Courier article.
Once upon a time, there was a gifted writer who told a story entitled ‘The Dream of a Thousand Cats’. In this story, we learn that in the deep history of time life on earth was remarkably different. Cats were the dominant species; humans were merely their playthings. The conceit of the story is that slowly, the humans began to talk and dream of a different world – a world where they would be free of the tyrannical oppression of the cats, where they would be in charge. One day, enough human beings dreamed the same dream – and when they woke, from the dream, they discovered that the world had been changed. It had become what we would recognise today – where humans are dominant and cats are merely pets. The story itself is told from the perspective of a cat who has learned the truth, and who has dedicated his life to telling all other cats the same tale. If only a thousand cats would dream the same dream, they could once more rule the planet! But of course, as soon as that criterion is mentioned, any cat-owner will see why humans are safe from feline revolution…

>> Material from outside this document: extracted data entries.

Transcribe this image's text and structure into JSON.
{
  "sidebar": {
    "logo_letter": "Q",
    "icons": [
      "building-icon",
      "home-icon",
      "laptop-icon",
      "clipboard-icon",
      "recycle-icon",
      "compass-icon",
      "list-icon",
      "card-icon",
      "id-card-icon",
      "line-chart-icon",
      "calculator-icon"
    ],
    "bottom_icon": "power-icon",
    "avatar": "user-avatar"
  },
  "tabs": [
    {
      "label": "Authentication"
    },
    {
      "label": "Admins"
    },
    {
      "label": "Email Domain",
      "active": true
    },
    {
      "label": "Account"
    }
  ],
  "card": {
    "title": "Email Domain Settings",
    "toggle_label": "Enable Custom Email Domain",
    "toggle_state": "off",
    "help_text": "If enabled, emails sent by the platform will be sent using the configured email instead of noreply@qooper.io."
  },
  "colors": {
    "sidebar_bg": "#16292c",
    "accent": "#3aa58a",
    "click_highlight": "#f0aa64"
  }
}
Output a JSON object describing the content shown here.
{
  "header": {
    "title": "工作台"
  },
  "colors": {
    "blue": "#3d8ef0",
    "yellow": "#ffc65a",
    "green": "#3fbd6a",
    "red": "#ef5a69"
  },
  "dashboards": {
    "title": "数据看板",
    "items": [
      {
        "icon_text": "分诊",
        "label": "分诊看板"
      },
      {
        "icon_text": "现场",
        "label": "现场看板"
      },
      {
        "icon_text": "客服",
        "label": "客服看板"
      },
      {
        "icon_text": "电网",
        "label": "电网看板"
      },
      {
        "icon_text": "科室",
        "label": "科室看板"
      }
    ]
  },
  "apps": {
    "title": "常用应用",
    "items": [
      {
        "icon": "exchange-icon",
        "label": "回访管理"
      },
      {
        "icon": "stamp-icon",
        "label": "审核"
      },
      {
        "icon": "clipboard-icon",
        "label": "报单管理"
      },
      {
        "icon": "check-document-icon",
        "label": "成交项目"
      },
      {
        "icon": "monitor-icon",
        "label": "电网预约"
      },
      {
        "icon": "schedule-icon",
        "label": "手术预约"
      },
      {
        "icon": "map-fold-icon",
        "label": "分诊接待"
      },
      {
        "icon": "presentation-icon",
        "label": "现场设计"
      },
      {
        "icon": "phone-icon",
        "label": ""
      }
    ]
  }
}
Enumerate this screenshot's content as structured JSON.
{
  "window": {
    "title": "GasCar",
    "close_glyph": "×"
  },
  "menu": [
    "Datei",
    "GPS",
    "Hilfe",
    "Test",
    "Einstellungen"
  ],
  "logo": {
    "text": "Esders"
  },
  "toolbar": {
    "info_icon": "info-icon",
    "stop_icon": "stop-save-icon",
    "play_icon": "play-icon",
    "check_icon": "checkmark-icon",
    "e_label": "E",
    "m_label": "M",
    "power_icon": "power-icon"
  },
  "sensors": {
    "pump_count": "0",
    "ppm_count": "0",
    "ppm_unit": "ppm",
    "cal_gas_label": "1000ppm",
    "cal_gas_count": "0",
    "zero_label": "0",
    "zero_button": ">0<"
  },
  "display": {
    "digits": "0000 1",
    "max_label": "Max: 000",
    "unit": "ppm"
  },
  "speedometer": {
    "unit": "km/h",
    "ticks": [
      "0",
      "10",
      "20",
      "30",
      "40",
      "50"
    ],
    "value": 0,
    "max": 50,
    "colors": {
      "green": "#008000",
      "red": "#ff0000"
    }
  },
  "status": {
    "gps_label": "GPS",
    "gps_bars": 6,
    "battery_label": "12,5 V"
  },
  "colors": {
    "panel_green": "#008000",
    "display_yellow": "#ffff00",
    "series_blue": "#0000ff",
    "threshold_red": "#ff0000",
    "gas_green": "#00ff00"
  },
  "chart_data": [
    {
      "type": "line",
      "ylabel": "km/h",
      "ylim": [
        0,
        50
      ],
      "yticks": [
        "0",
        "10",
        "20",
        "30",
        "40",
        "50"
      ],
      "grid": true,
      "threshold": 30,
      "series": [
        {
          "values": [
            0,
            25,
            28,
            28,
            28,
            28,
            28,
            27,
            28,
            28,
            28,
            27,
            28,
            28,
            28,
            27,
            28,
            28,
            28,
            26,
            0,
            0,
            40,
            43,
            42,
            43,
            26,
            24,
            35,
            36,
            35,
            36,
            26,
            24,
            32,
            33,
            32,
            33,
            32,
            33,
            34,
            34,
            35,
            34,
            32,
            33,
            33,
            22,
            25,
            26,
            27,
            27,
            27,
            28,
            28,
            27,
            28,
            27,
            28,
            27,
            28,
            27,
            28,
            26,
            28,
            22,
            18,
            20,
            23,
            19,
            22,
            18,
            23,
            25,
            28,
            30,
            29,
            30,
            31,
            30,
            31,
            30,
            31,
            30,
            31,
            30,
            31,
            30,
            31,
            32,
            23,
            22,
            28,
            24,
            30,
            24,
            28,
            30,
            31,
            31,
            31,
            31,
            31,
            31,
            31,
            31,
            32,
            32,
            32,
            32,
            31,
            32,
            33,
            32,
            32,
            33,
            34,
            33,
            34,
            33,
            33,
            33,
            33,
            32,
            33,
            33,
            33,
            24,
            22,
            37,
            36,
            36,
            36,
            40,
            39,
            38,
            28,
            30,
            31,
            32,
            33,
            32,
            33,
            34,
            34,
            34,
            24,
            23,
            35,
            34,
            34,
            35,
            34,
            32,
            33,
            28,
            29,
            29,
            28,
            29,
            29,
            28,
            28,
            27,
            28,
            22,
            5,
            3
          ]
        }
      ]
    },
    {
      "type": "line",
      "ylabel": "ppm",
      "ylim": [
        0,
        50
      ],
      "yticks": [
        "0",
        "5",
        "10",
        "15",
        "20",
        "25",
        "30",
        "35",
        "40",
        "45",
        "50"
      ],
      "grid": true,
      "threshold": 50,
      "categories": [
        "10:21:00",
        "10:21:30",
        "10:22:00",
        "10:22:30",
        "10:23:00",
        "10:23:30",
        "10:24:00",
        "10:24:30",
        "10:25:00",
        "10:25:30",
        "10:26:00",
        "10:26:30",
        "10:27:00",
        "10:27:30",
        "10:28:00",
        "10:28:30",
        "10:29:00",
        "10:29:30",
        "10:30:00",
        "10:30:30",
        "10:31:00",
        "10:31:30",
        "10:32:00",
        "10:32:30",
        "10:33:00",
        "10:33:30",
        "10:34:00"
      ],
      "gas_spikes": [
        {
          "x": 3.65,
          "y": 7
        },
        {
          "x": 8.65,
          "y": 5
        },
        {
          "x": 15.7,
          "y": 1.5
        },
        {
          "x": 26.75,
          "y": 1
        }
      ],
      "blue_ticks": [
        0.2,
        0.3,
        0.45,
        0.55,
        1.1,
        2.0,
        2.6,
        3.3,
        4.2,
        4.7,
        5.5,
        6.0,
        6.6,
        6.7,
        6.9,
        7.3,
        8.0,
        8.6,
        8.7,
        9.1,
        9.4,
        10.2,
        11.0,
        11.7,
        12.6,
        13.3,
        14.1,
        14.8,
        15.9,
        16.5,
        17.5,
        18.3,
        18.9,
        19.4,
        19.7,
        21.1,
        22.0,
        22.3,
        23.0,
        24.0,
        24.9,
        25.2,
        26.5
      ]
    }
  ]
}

Our imaginations are vastly more powerful than the official narrative of our society leads us to accept. The imagination is good for children – all those fairy tales! And it’s good for entertainment – all those wonderful movies! But when it comes to the serious business of life, imagination just gets in the way. Those with imagination are seen as lacking in common sense, as being woolly-thinkers lacking a concrete connection to reality. Yet – ponder for a moment; look around you, wherever you are, and ask yourself what things that you see were not first conceived in the imagination of another human being? One obvious exception would be living creatures; another exception would be the sky – but what else? Every building, every street, every object in a house – all were first dreamed up by the imagination of one person or another.
The imagination is yet more powerful, for the simple reason that all of our understandings of the world resolve down to a level of story. Even the “hardest” of scientific facts take their place within a particular narrative – whether that be a narrative of the Big Bang or the narrative of evolution or something else. We are a story-making species, and it is the imagination that gives birth to the stories that structure our lives. The imagination determines the colour of the glasses that we wear, and through which we see the world. So it is not simply the objects in our world that are born in our imaginations, but the meaning that all those objects have, and the meaning of all our experiences besides. Put simply, the story that we tell about something or someone determines how that something or someone is understood – and therefore, what sort of activities and changes and lives might be possible.
This is why, in the Bible, the first and foremost task of the prophets – those people driven by the Spirit of God to engage directly with the political authorities of their time and place, from Moses to Jesus – was to engage people’s imaginations. This would often be done through something called ‘prophetic drama’, which was an acting out of a scene or a parable which engaged people’s imaginations. Jesus casting out the money-changers in the Temple is the most famous example, but there are many others. What the prophet first had to do was enable the people to dream; principally to dream that ‘it doesn’t have to be that way’. Always and in every case, it was the response of the political authorities to scorn such imagination, to repress and ridicule it, and, often, simply to terrorise and silence the dreamers. Yet, in just the same way that a ‘war on terror’ can never be won – for how is it possible to make war upon an abstract noun? So too is it impossible to eradicate a dream, once it has got into the bloodstream of a society.
This is what I believe we as a nation and a society have to talk about in the context of a referendum about our EU membership. What sort of a people are we? What is our dream of who we are? A previously dominant dream was one of Empire, but what is to take its place? Who are we? I can’t help but feel it was a reaction to loss of Empire – to the breaking of a dream – that led to a loss of national self-confidence, and which in turn led to our engagement in the structures of European Union. It was if the guiding story was – we are a fading nation, we are not strong enough to make our own way in the world any more, let us join in with our neighbours and seek safety and prosperity through their strength. That particular story – a story perhaps most closely associated with the anarchic 1970s – is not one that holds true for us any more. My own sense is that our ‘national story’ is much more effectively told through something like the wonderful 2012 olympic ceremony – we are not the Imperial people that we used to be but, actually, it’s good to be British.
I believe that this sort of story-examination applies on an individual basis too – we literally become who we imagine ourselves to be (obviously, there is such a thing as delusion; that’s not what I’m referring to). In other words, if we imagine ourselves as not worthy, we actually become less worthy – we defeat ourselves before we have ever stepped into the arena. This is the realm of faith – this is the realm of what Christians call ‘spiritual warfare’, which is the struggle between the voice that says we are weak and worthless and wicked, and the voice which much more quietly and more persistently says ‘you are loved’. It is when we allow that latter voice to dominate the story that we tell ourselves about who we are that we are enabled to work creatively and imaginatively to heal and restore our broken world.